D'entrée de jeu, elle a prévenu qu'elle répéterait souvent que les questions devraient être adressées aux anciens dirigeants de la Caisse, qui comparaîtront en avril. Elle a tenu parole et répété bien des fois: «Attendez d'entendre M. (Fernand) Perrault. Attendez d'entendre M. (Henri-Paul) Rousseau...»

Gestion du FARR

Changeant l'angle d'attaque, l'opposition péquiste a réclamé à la ministre des Finances des comptes sur la gestion du Fonds d'amortissement des régimes de retraite, le FARR, dont le Ministère est un déposant et dont, par conséquent, il est informé mensuellement des résultats. Même si les choix de placements, pour ces 31 milliards, dépendaient de ses fonctionnaires - un rendement de moins 25,58%, environ 10 points de moins que les autres caisses de retraite au pays -, la ministre a soutenu que son ministère «avait su tirer son épingle du jeu».

François Legault, de son côté, n'a pas manqué de rappeler qu'en novembre 2007, Henri-Paul Rousseau était venu faire la leçon aux élus en commission parlementaire. Il avait soutenu qu'il n'avait pas d'inquiétudes sur les PCAA, à l'exception de 500 millions de mauvaises créances. Un an plus tard, la CDPQ a dû inscrire presque 6 milliards de provisions pour perte sur les 13 milliards de papiers qu'elle détenait.

En commission parlementaire, Mme Jérôme-Forget a reconnu que les pertes de 40 milliards dans les placements de la Caisse de dépôt auraient un impact sur les cotisants aux régimes de retraite, les automobilistes et les retraités de l'État. Plus tard, elle a parlé de «conséquences minimes» puisque les fluctuations boursières de l'automne 2008 seront pondérées sur une période de 15 ans.

«L'impact va se faire sentir, mais l'important c'est de regarder l'impact sur le long terme» a-t-elle souligné en écartant la possibilité qu'il y ait des hausses de cotisations cette année ou l'an prochain.

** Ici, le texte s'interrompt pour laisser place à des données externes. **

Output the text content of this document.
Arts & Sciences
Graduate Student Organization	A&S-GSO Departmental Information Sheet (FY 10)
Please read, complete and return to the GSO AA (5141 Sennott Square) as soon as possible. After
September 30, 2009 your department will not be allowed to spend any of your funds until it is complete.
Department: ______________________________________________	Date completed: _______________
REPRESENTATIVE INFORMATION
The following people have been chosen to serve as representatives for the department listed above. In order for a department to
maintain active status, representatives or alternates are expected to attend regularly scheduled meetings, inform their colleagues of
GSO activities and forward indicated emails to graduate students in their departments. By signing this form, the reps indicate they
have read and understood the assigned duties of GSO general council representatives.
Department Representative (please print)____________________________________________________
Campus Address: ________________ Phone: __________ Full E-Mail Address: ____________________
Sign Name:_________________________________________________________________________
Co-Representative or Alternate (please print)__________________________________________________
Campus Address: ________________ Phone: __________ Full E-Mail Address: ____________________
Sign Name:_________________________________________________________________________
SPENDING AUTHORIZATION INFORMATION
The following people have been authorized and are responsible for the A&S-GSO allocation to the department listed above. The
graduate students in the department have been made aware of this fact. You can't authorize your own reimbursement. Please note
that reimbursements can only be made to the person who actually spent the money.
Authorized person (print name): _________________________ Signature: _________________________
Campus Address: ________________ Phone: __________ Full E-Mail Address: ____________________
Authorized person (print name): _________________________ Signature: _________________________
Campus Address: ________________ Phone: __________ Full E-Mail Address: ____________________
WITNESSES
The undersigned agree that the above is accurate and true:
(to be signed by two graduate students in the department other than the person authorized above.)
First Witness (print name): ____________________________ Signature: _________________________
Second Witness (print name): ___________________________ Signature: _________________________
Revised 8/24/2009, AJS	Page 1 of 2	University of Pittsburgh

Pour François Legault, ces déclarations de la ministre sont totalement irréalistes, car les pertes de la Caisse signifient un recul de 10 000$ pour chaque cotisant, explique-t-il.

Monique Jérôme-Forget s'est dite «très déçue» des résultats de la Caisse - de loin les pires de tous les grands fonds canadiens en 2008. Elle a même soutenu que le fonds ontarien Omer devait sa meilleure performance dans le portefeuille immobilier à des méthodes comptables différentes de celles de la Caisse - les Ontariens ont gagné 6% dans l'immobilier alors que la Caisse, elle, a perdu plus de 20%.

Pour M. Legault, la ministre a «totalement manqué de leadership» durant toute la crise boursière. Elle maintient qu'elle ne s'est pas informée des résultats de la CDPQ régulièrement cet automne alors que les marchés plongeaient.

Elle affirme que ce n'est qu'au retour des élections du 8 décembre que ses fonctionnaires l'ont informée des pertes appréhendées, de 18% à ce moment.